New perspectives on the biology of acute GVHD

Abstract

The use of allogeneic hematopoietic cell transplantation (HCT) has increased as new techniques have been developed for transplantation in patients who previously would not have been considered HCT candidates. However, its efficacy continued to be limited by the development of frequent and severe acute GVHD. The complex and intricate pathophysiology of acute GVHD is a consequence of interactions between the donor and host innate and adaptive immune responses. Multiple inflammatory molecules and cell types are implicated in the development of GVHD that can be categorized as: (1) triggers that initiate GVHD by therapy-induced tissue damage and the antigen disparities between host and graft tissue; (2) sensors that detect the triggers, that is, process and present alloantigens; (3) mediators such as T-cell subsets (naive, memory, regulatory, Th17 and natural killer T cells) and (4) the effectors and amplifiers that cause damage of the target organs. These multiple inflammatory molecules and cell types that are implicated in the development of GVHD have been described with models that use stepwise cascades. Herein, we provide a novel perspective on the immunobiology of acute GVHD and briefly discuss some of the outstanding questions and limitations of the model systems.

Figure 1

Pathways of antigen presentation in GVHD. The direct and cross-presentation pathways of antigen presentation. Endogenous antigens released by autophagy can be presented to CD4⁺ T cells through a novel MHC class II pathway.

Figure 2

GVHD sensors, (APC)-mediators and (T cell) interactions.
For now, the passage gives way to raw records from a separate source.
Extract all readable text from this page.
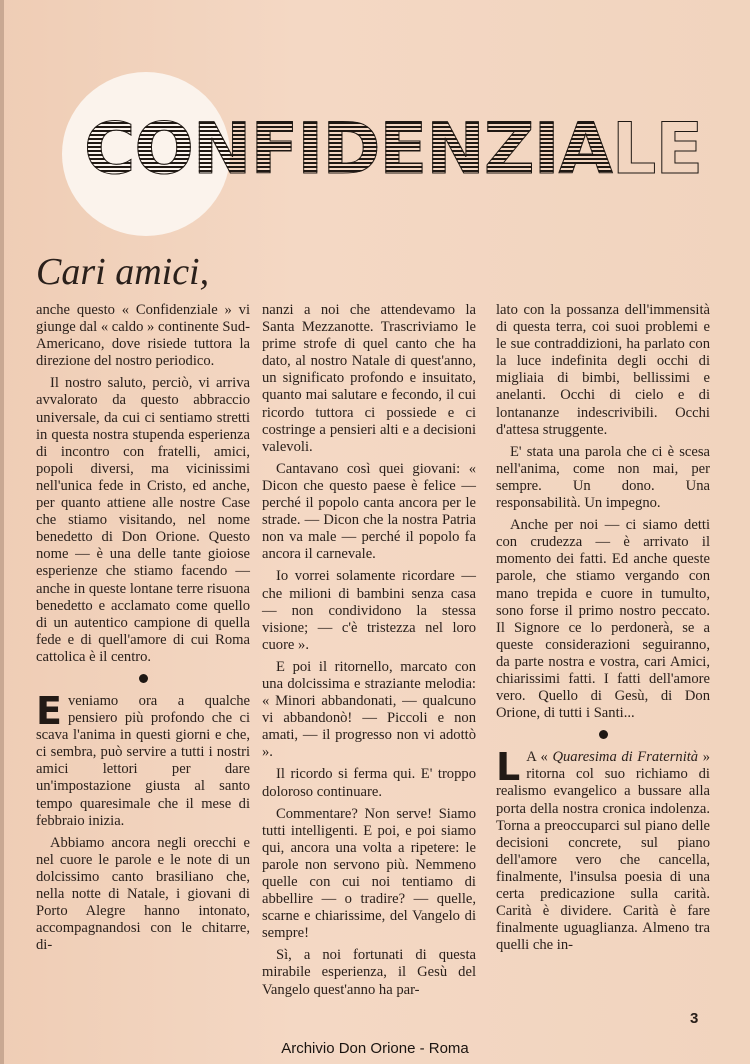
CONFIDENZIALE
Cari amici,

anche questo « Confidenziale » vi giunge dal « caldo » continente Sud-Americano, dove risiede tuttora la direzione del nostro periodico.

Il nostro saluto, perciò, vi arriva avvalorato da questo abbraccio universale, da cui ci sentiamo stretti in questa nostra stupenda esperienza di incontro con fratelli, amici, popoli diversi, ma vicinissimi nell'unica fede in Cristo, ed anche, per quanto attiene alle nostre Case che stiamo visitando, nel nome benedetto di Don Orione. Questo nome — è una delle tante gioiose esperienze che stiamo facendo — anche in queste lontane terre risuona benedetto e acclamato come quello di un autentico campione di quella fede e di quell'amore di cui Roma cattolica è il centro.

Eveniamo ora a qualche pensiero più profondo che ci scava l'anima in questi giorni e che, ci sembra, può servire a tutti i nostri amici lettori per dare un'impostazione giusta al santo tempo quaresimale che il mese di febbraio inizia.

Abbiamo ancora negli orecchi e nel cuore le parole e le note di un dolcissimo canto brasiliano che, nella notte di Natale, i giovani di Porto Alegre hanno intonato, accompagnandosi con le chitarre, di-

nanzi a noi che attendevamo la Santa Mezzanotte. Trascriviamo le prime strofe di quel canto che ha dato, al nostro Natale di quest'anno, un significato profondo e insuitato, quanto mai salutare e fecondo, il cui ricordo tuttora ci possiede e ci costringe a pensieri alti e a decisioni valevoli.

Cantavano così quei giovani: « Dicon che questo paese è felice — perché il popolo canta ancora per le strade. — Dicon che la nostra Patria non va male — perché il popolo fa ancora il carnevale.

Io vorrei solamente ricordare — che milioni di bambini senza casa — non condividono la stessa visione; — c'è tristezza nel loro cuore ».

E poi il ritornello, marcato con una dolcissima e straziante melodia: « Minori abbandonati, — qualcuno vi abbandonò! — Piccoli e non amati, — il progresso non vi adottò ».

Il ricordo si ferma qui. E' troppo doloroso continuare.

Commentare? Non serve! Siamo tutti intelligenti. E poi, e poi siamo qui, ancora una volta a ripetere: le parole non servono più. Nemmeno quelle con cui noi tentiamo di abbellire — o tradire? — quelle, scarne e chiarissime, del Vangelo di sempre!

Sì, a noi fortunati di questa mirabile esperienza, il Gesù del Vangelo quest'anno ha par-

lato con la possanza dell'immensità di questa terra, coi suoi problemi e le sue contraddizioni, ha parlato con la luce indefinita degli occhi di migliaia di bimbi, bellissimi e anelanti. Occhi di cielo e di lontananze indescrivibili. Occhi d'attesa struggente.

E' stata una parola che ci è scesa nell'anima, come non mai, per sempre. Un dono. Una responsabilità. Un impegno.

Anche per noi — ci siamo detti con crudezza — è arrivato il momento dei fatti. Ed anche queste parole, che stiamo vergando con mano trepida e cuore in tumulto, sono forse il primo nostro peccato. Il Signore ce lo perdonerà, se a queste considerazioni seguiranno, da parte nostra e vostra, cari Amici, chiarissimi fatti. I fatti dell'amore vero. Quello di Gesù, di Don Orione, di tutti i Santi...

L A « Quaresima di Fraternità » ritorna col suo richiamo di realismo evangelico a bussare alla porta della nostra cronica indolenza. Torna a preoccuparci sul piano delle decisioni concrete, sul piano dell'amore vero che cancella, finalmente, l'insulsa poesia di una certa predicazione sulla carità. Carità è dividere. Carità è fare finalmente uguaglianza. Almeno tra quelli che in-

3
Archivio Don Orione - Roma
The critical interaction for induction of GVHD is the activation of its primary mediators, donor T cells by the primary sensors, the professional APCs. This interaction is enhanced or negatively regulated by a plethora of other immune cell subsets, cytokines and chemokines.

Figure 3

GVHD effectors and amplifiers. Target organ apoptosis is induced both by (a) cellular effectors such as CD4⁺ and CD8⁺ effector T cells that induce epithelial cell apoptosis through the perforin/granzyme pathway or by the Fas/FasL pathway and (b) by inflammatory effectors such as IFN-γ, TNF-α, IL-1 cytokines and nitric oxide (NO) secreted not only by the effector T cells but also by a variety of other cells such as activated macrophages.

Figure 4

Network of immune cell interactions in GVHD. Complex interactions exist between the various factors that contribute to the pathophysiology of GVHD. The lines between the nodes represent interactions and the node size is proportional to the number of factors interacting with the node. The network was created using Cytoscape version 2.6.3.